Avec un investissement moyen d'environ 4.600 euros par salarié (2004), le secteur des industries graphiques en Bourgogne se place en onzième position des régions françaises. Sur la dernière décennie (1994-2004), ce classement a très fortement fluctué et ne semble pas relever d’un mouvement ordonné (la région se positionne, selon les années, entre la troisième et la seizième places). On note en Bourgogne un pic d'investissement en 2000-2001, qui se retrouve dans d’autres secteurs (équipements du foyer, automobile, équipements mécaniques, habillement, équipements électriques et électroniques).
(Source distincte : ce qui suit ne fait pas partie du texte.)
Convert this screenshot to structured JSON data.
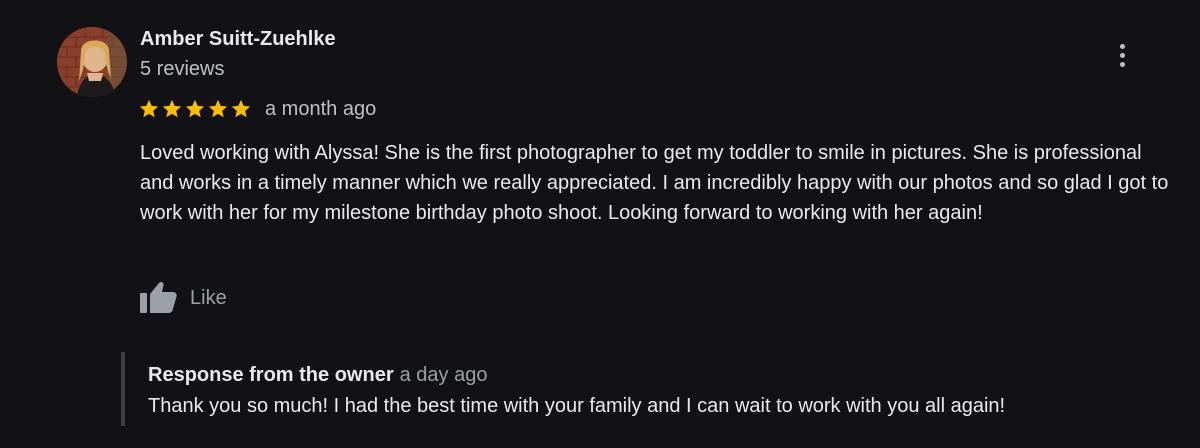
{
  "review": {
    "reviewer_name": "Amber Suitt-Zuehlke",
    "review_count": "5 reviews",
    "rating": 5,
    "rating_max": 5,
    "star_color": "#fbbc04",
    "date": "a month ago",
    "text": "Loved working with Alyssa! She is the first photographer to get my toddler to smile in pictures. She is professional and works in a timely manner which we really appreciated. I am incredibly happy with our photos and so glad I got to work with her for my milestone birthday photo shoot. Looking forward to working with her again!",
    "like_label": "Like",
    "icons": {
      "more": "more-vertical-icon",
      "like": "thumbs-up-icon",
      "star": "star-icon"
    }
  },
  "owner_response": {
    "label": "Response from the owner",
    "date": "a day ago",
    "text": "Thank you so much! I had the best time with your family and I can wait to work with you all again!"
  },
  "theme": {
    "background": "#121216",
    "text_primary": "#e8eaed",
    "text_secondary": "#bdc1c6",
    "muted": "#9aa0a6"
  }
}
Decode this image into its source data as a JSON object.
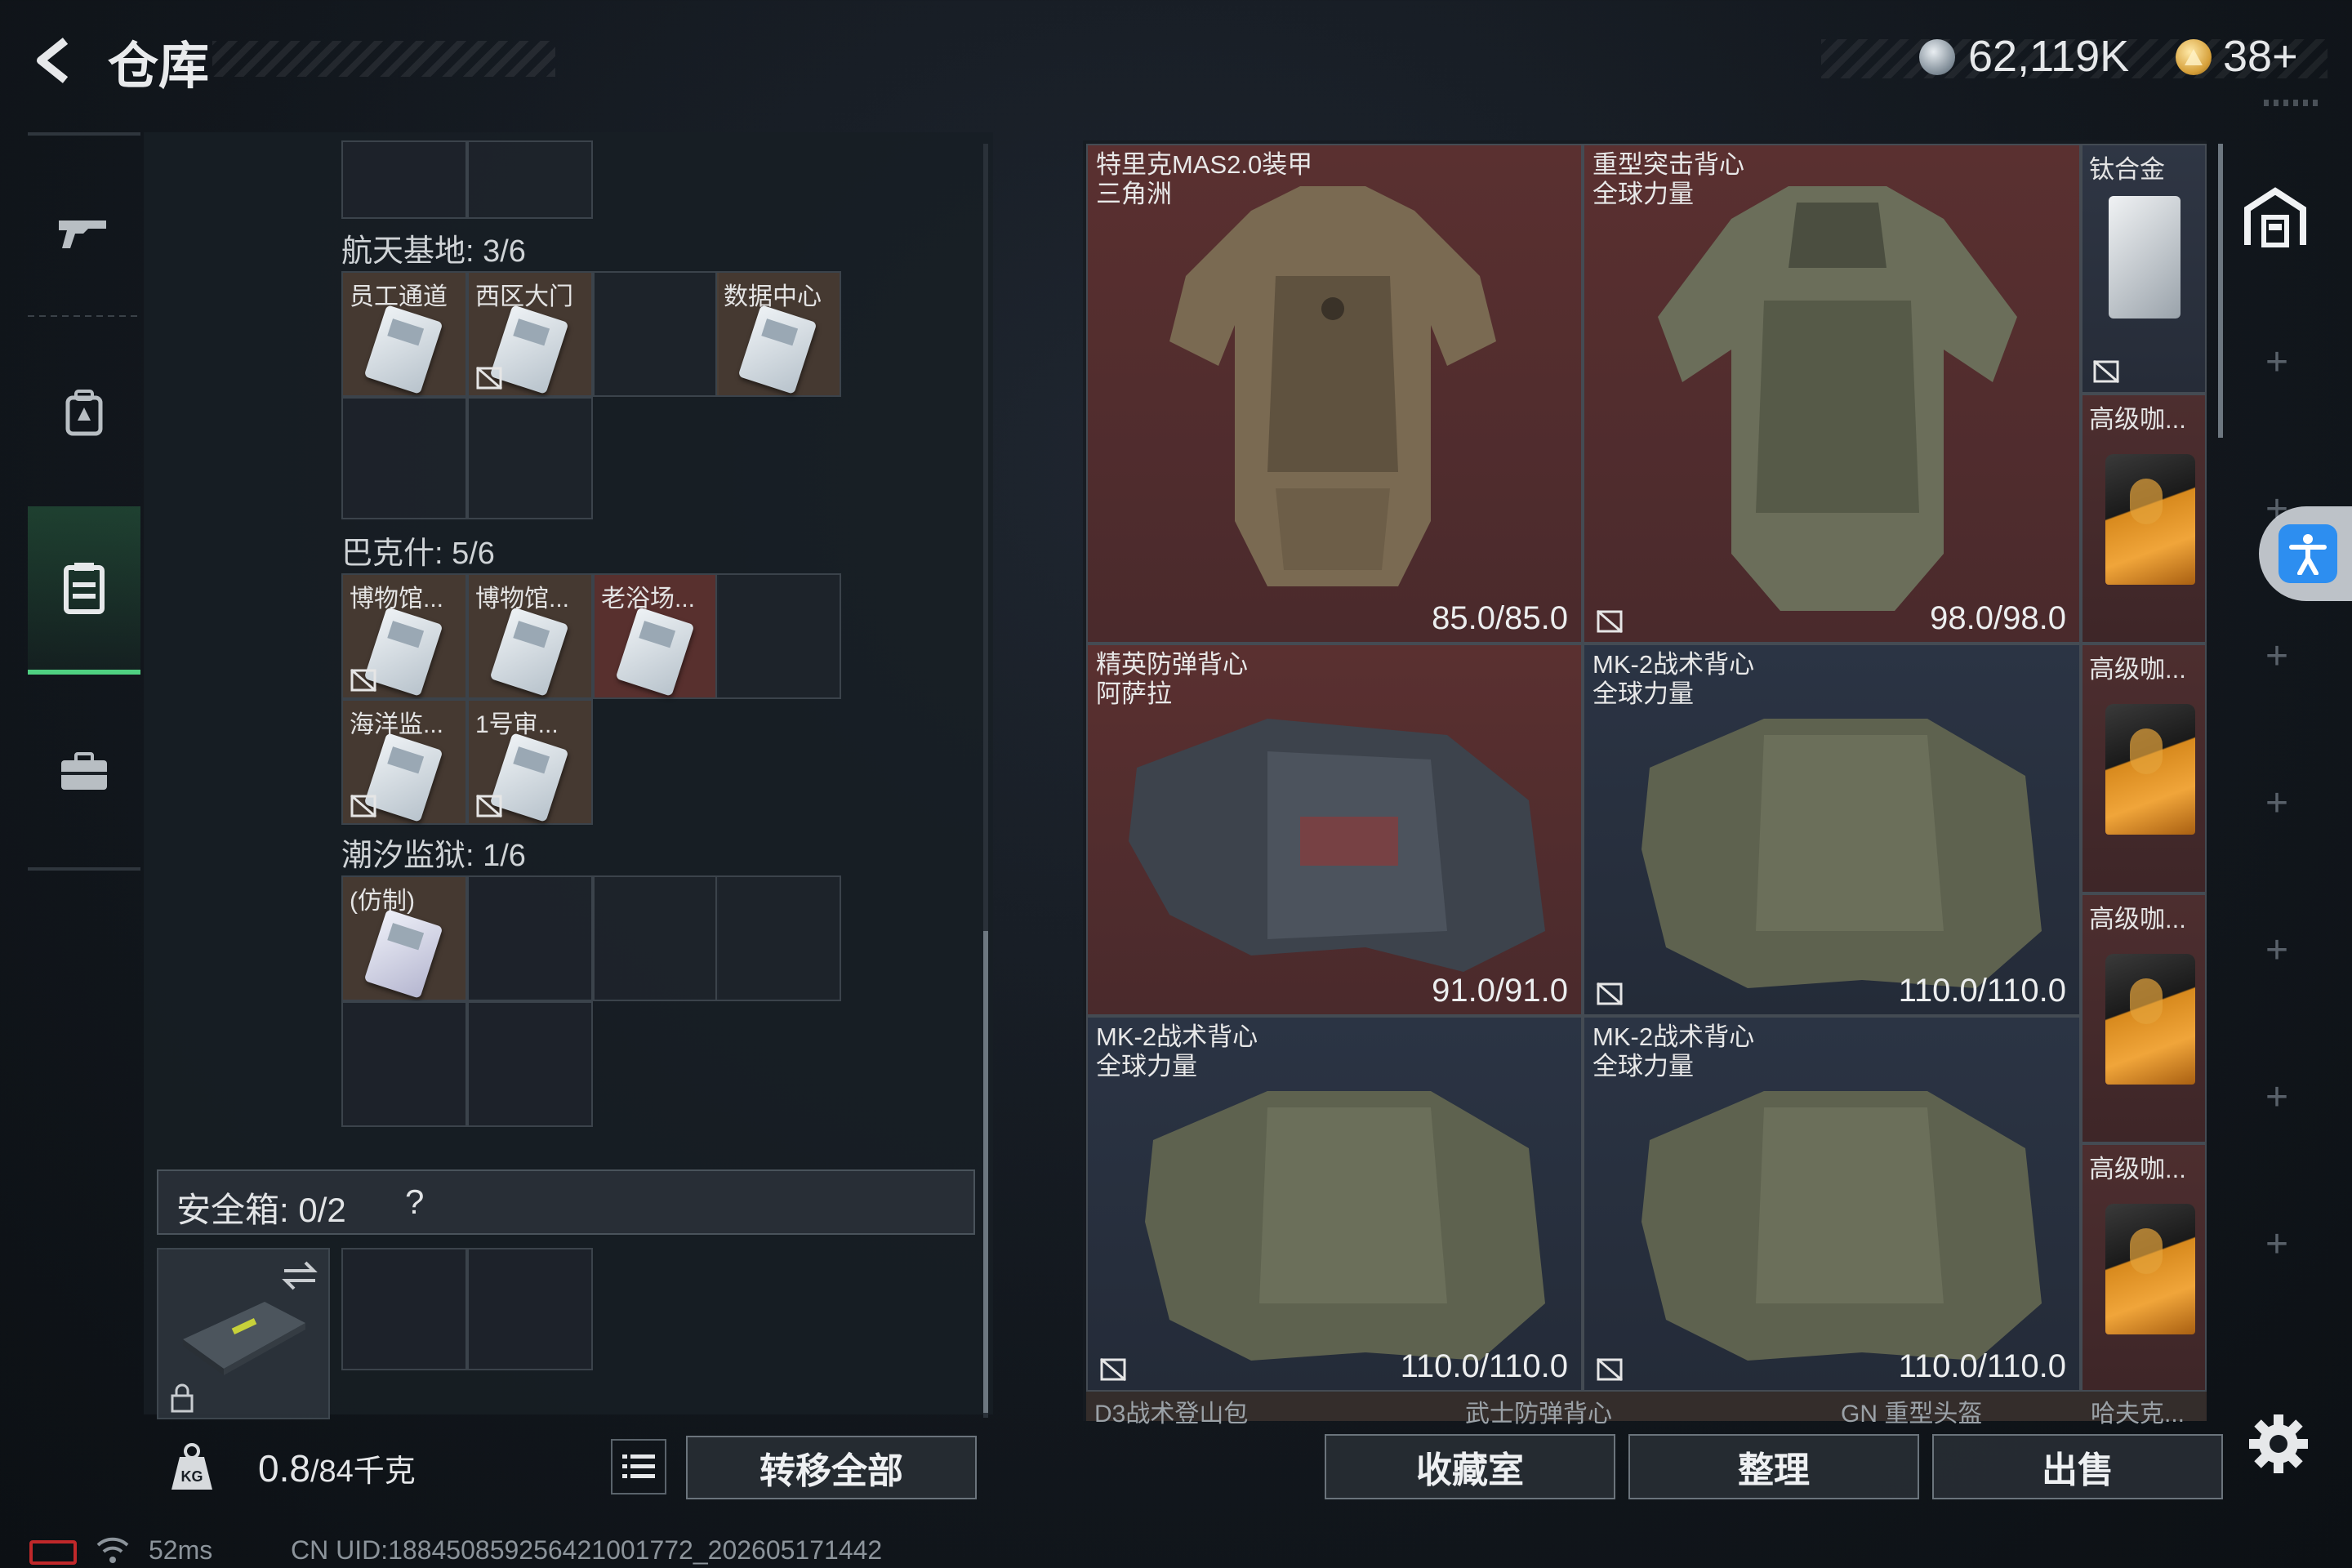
{
  "header": {
    "title": "仓库",
    "money": "62,119K",
    "tickets": "38+"
  },
  "nav": {
    "items": [
      "weapon-icon",
      "backpack-icon",
      "storage-icon",
      "briefcase-icon"
    ],
    "active": 2
  },
  "groups": [
    {
      "label": "航天基地: 3/6",
      "cards": [
        "员工通道",
        "西区大门",
        "数据中心"
      ]
    },
    {
      "label": "巴克什: 5/6",
      "cards": [
        "博物馆...",
        "博物馆...",
        "老浴场...",
        "海洋监...",
        "1号审..."
      ]
    },
    {
      "label": "潮汐监狱: 1/6",
      "cards": [
        "(仿制)"
      ]
    }
  ],
  "safe_box": {
    "label": "安全箱: 0/2",
    "help": "?"
  },
  "footer_left": {
    "weight": "0.8",
    "capacity": "/84千克",
    "transfer_all": "转移全部"
  },
  "grid": {
    "big_items": [
      {
        "name": "特里克MAS2.0装甲",
        "sub": "三角洲",
        "durability": "85.0/85.0"
      },
      {
        "name": "重型突击背心",
        "sub": "全球力量",
        "durability": "98.0/98.0"
      },
      {
        "name": "精英防弹背心",
        "sub": "阿萨拉",
        "durability": "91.0/91.0"
      },
      {
        "name": "MK-2战术背心",
        "sub": "全球力量",
        "durability": "110.0/110.0"
      },
      {
        "name": "MK-2战术背心",
        "sub": "全球力量",
        "durability": "110.0/110.0"
      },
      {
        "name": "MK-2战术背心",
        "sub": "全球力量",
        "durability": "110.0/110.0"
      }
    ],
    "side_items": [
      "钛合金",
      "高级咖...",
      "高级咖...",
      "高级咖...",
      "高级咖..."
    ],
    "peek_items": [
      "D3战术登山包",
      "武士防弹背心",
      "GN 重型头盔",
      "哈夫克..."
    ]
  },
  "buttons": {
    "collection": "收藏室",
    "sort": "整理",
    "sell": "出售"
  },
  "status": {
    "ping": "52ms",
    "uid": "CN UID:18845085925642100177​2_202605171442"
  },
  "colors": {
    "accent_green": "#4fd081",
    "item_red": "#5a3030",
    "item_blue": "#2b3444",
    "access_blue": "#2d8ef0"
  }
}
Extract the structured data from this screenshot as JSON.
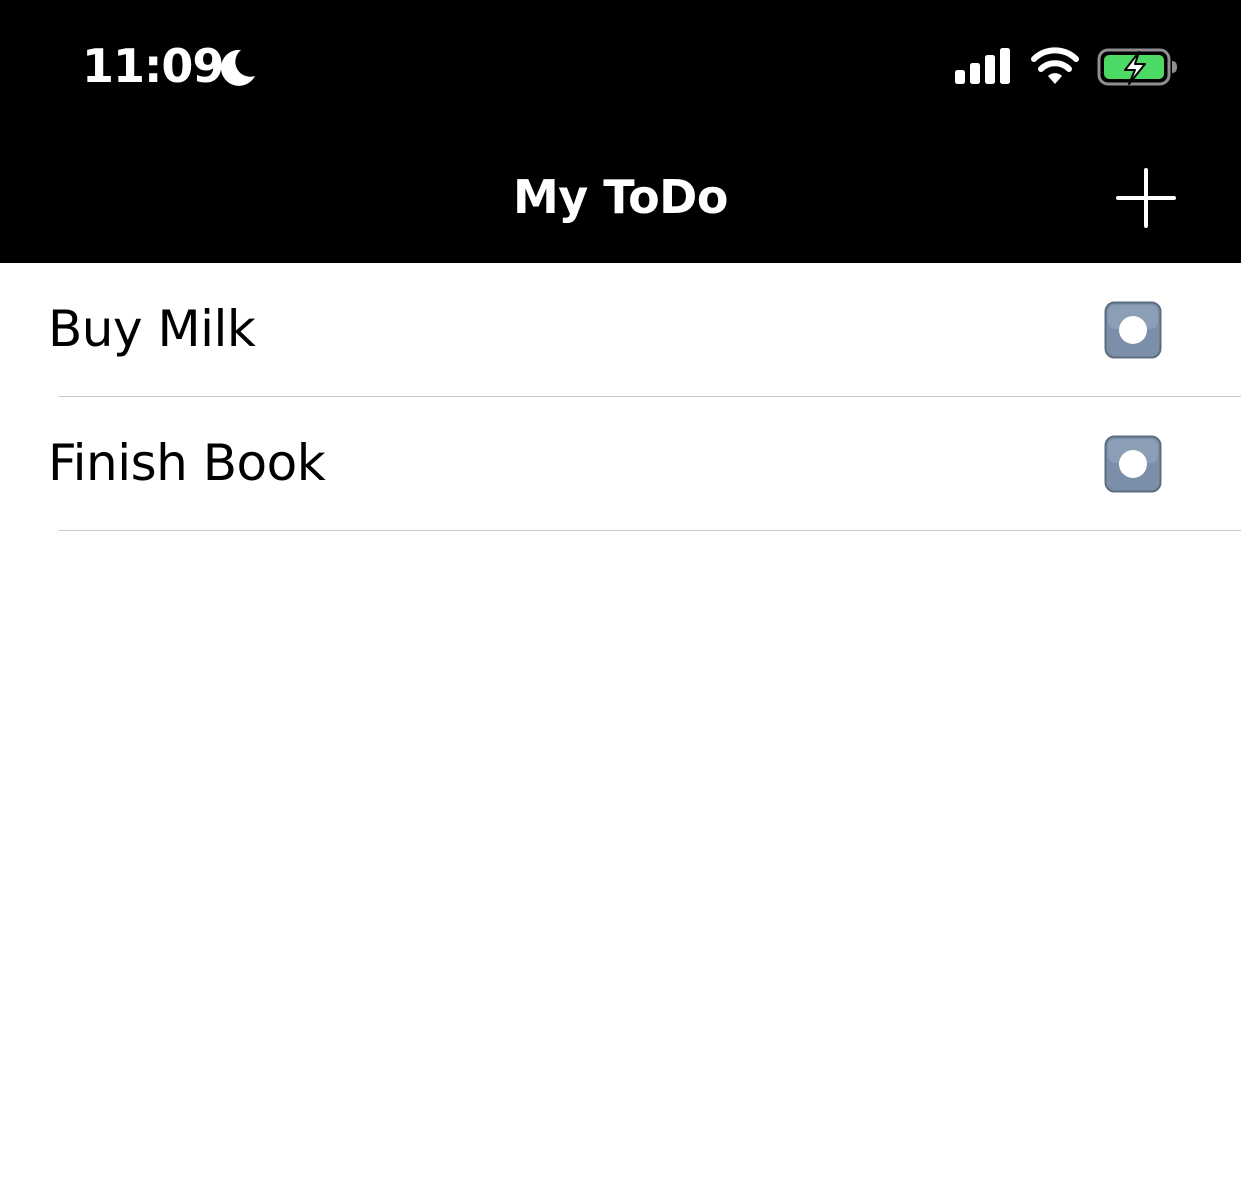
{
  "status_bar": {
    "time": "11:09",
    "icons": [
      "moon-icon",
      "cellular-signal-icon",
      "wifi-icon",
      "battery-charging-icon"
    ]
  },
  "nav": {
    "title": "My ToDo",
    "add_icon": "plus-icon"
  },
  "todos": [
    {
      "label": "Buy Milk",
      "checkbox_icon": "record-button-icon"
    },
    {
      "label": "Finish Book",
      "checkbox_icon": "record-button-icon"
    }
  ],
  "colors": {
    "bar_background": "#000000",
    "bar_text": "#ffffff",
    "battery_fill": "#4cd964",
    "checkbox_fill": "#7b8fa8",
    "separator": "#c8c8cc"
  }
}
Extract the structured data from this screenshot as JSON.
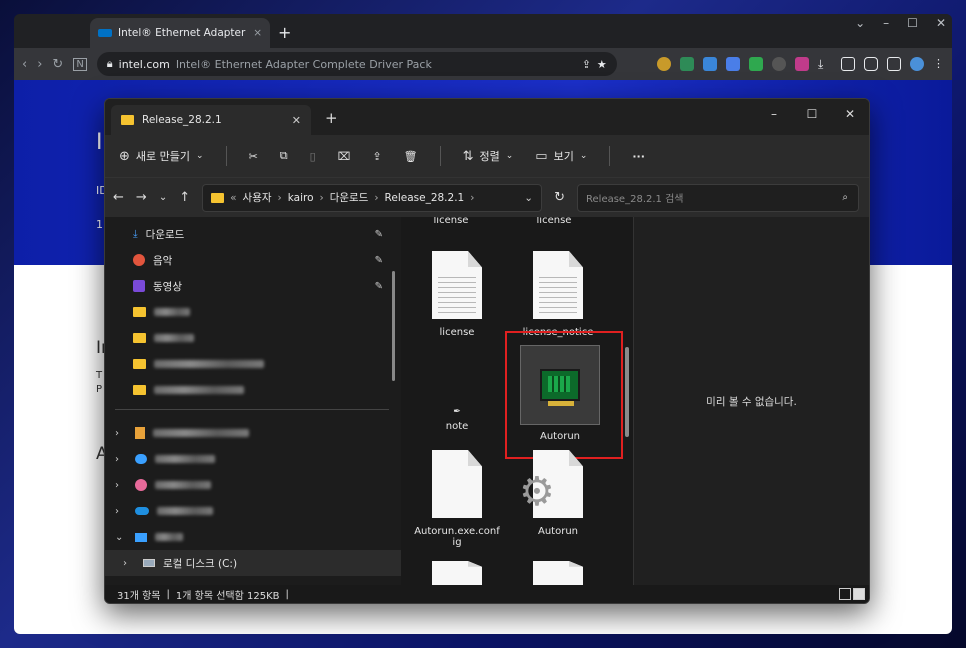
{
  "browser": {
    "tab_title": "Intel® Ethernet Adapter Comple",
    "new_tab": "+",
    "url_domain": "intel.com",
    "url_rest": "Intel® Ethernet Adapter Complete Driver Pack"
  },
  "page": {
    "frag1": "I",
    "frag2": "ID",
    "frag3": "1",
    "frag4": "In",
    "frag5": "T",
    "frag6": "P",
    "frag7": "A"
  },
  "explorer": {
    "tab_title": "Release_28.2.1",
    "tab_close": "✕",
    "new_tab": "+",
    "commands": {
      "new": "새로 만들기",
      "sort": "정렬",
      "view": "보기",
      "more": "···"
    },
    "breadcrumb": [
      "사용자",
      "kairo",
      "다운로드",
      "Release_28.2.1"
    ],
    "search_placeholder": "Release_28.2.1 검색",
    "quick_access": [
      {
        "label": "다운로드",
        "icon": "download-icon"
      },
      {
        "label": "음악",
        "icon": "music-icon"
      },
      {
        "label": "동영상",
        "icon": "video-icon"
      }
    ],
    "local_disk": "로컬 디스크 (C:)",
    "files": {
      "license1": "license",
      "license2": "license",
      "license3": "license",
      "license_notice": "license_notice",
      "note": "note",
      "autorun_selected": "Autorun",
      "autorun_config": "Autorun.exe.conf ig",
      "autorun_other": "Autorun"
    },
    "preview_text": "미리 볼 수 없습니다.",
    "status": {
      "count": "31개 항목",
      "selected": "1개 항목 선택함 125KB"
    }
  },
  "colors": {
    "highlight": "#e02020",
    "folder": "#f5c330"
  }
}
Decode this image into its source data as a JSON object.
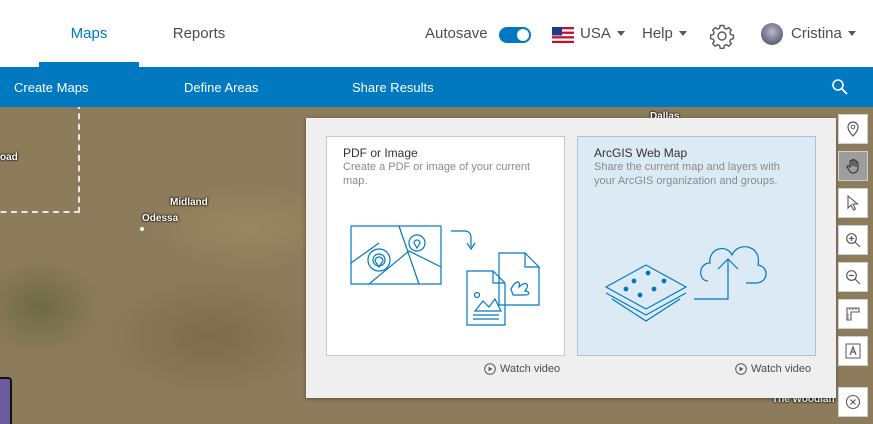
{
  "header": {
    "tabs": [
      {
        "label": "Maps",
        "active": true
      },
      {
        "label": "Reports",
        "active": false
      }
    ],
    "autosave_label": "Autosave",
    "autosave_on": true,
    "country_label": "USA",
    "help_label": "Help",
    "user_name": "Cristina",
    "accent_color": "#0079c1"
  },
  "nav": {
    "items": [
      {
        "label": "Create Maps"
      },
      {
        "label": "Define Areas"
      },
      {
        "label": "Share Results"
      }
    ]
  },
  "map": {
    "labels": [
      "Dallas",
      "Midland",
      "Odessa",
      "oad",
      "The Woodlan"
    ]
  },
  "share_panel": {
    "cards": [
      {
        "title": "PDF or Image",
        "description": "Create a PDF or image of your current map.",
        "selected": false,
        "watch_label": "Watch video"
      },
      {
        "title": "ArcGIS Web Map",
        "description": "Share the current map and layers with your ArcGIS organization and groups.",
        "selected": true,
        "watch_label": "Watch video"
      }
    ]
  },
  "toolbar": {
    "buttons": [
      {
        "icon": "map-pin-icon",
        "active": false
      },
      {
        "icon": "pan-hand-icon",
        "active": true
      },
      {
        "icon": "select-arrow-icon",
        "active": false
      },
      {
        "icon": "zoom-in-icon",
        "active": false
      },
      {
        "icon": "zoom-out-icon",
        "active": false
      },
      {
        "icon": "measure-icon",
        "active": false
      },
      {
        "icon": "text-annotation-icon",
        "active": false
      },
      {
        "icon": "clear-icon",
        "active": false
      }
    ]
  }
}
La conjoncture très favorable de cette période explique sans doute ce pic d'investissements, notamment dans l'imprimerie, dopée par la demande en communication, packaging et publicité. Cependant la Bourgogne se retrouve en 2000 au 16e rang des régions pour l’investissement par salarié : paradoxalement, c’est la région dont l’effort d’investissement est le plus important par rapport au niveau de 1999. Le niveau d’investissement, après cette période d’équipement et de modernisation, est revenu en 2003 au niveau de 1999. L'année 2004 marque un bon rebond de l'investissement des imprimeurs en Bourgogne , qui augmente de plus de 25 %.

Ce secteur est très capitalistique et demande, pour maintenir un bon niveau de rentabilité et de valeur ajoutée, des investissements élevés et réguliers. La diminution des investissements constatée depuis 2000 découle d’une diminution de la rentabilité des investissements sur des marchés très concurrentiels où les marges sont en perpétuelle diminution. Seules les plus grosses unités ont la possibilité, par effet de volume, de conserver une capacité d’investissement importante, qui sera cruciale en cas de retournement de la conjoncture. Néanmoins, compte-tenu de l'évolution des métiers de l'imprimerie, il n'est plus pertinent de ne raisonner qu'en volume d'investissements pour mesurer la santé du secteur. La "culture d'outil de production" (cf. partie sur les forces et faiblesses) largement répandue dans ce secteur de l'industrie doit céder le pas progressivement à une culture du service et de la force commerciale.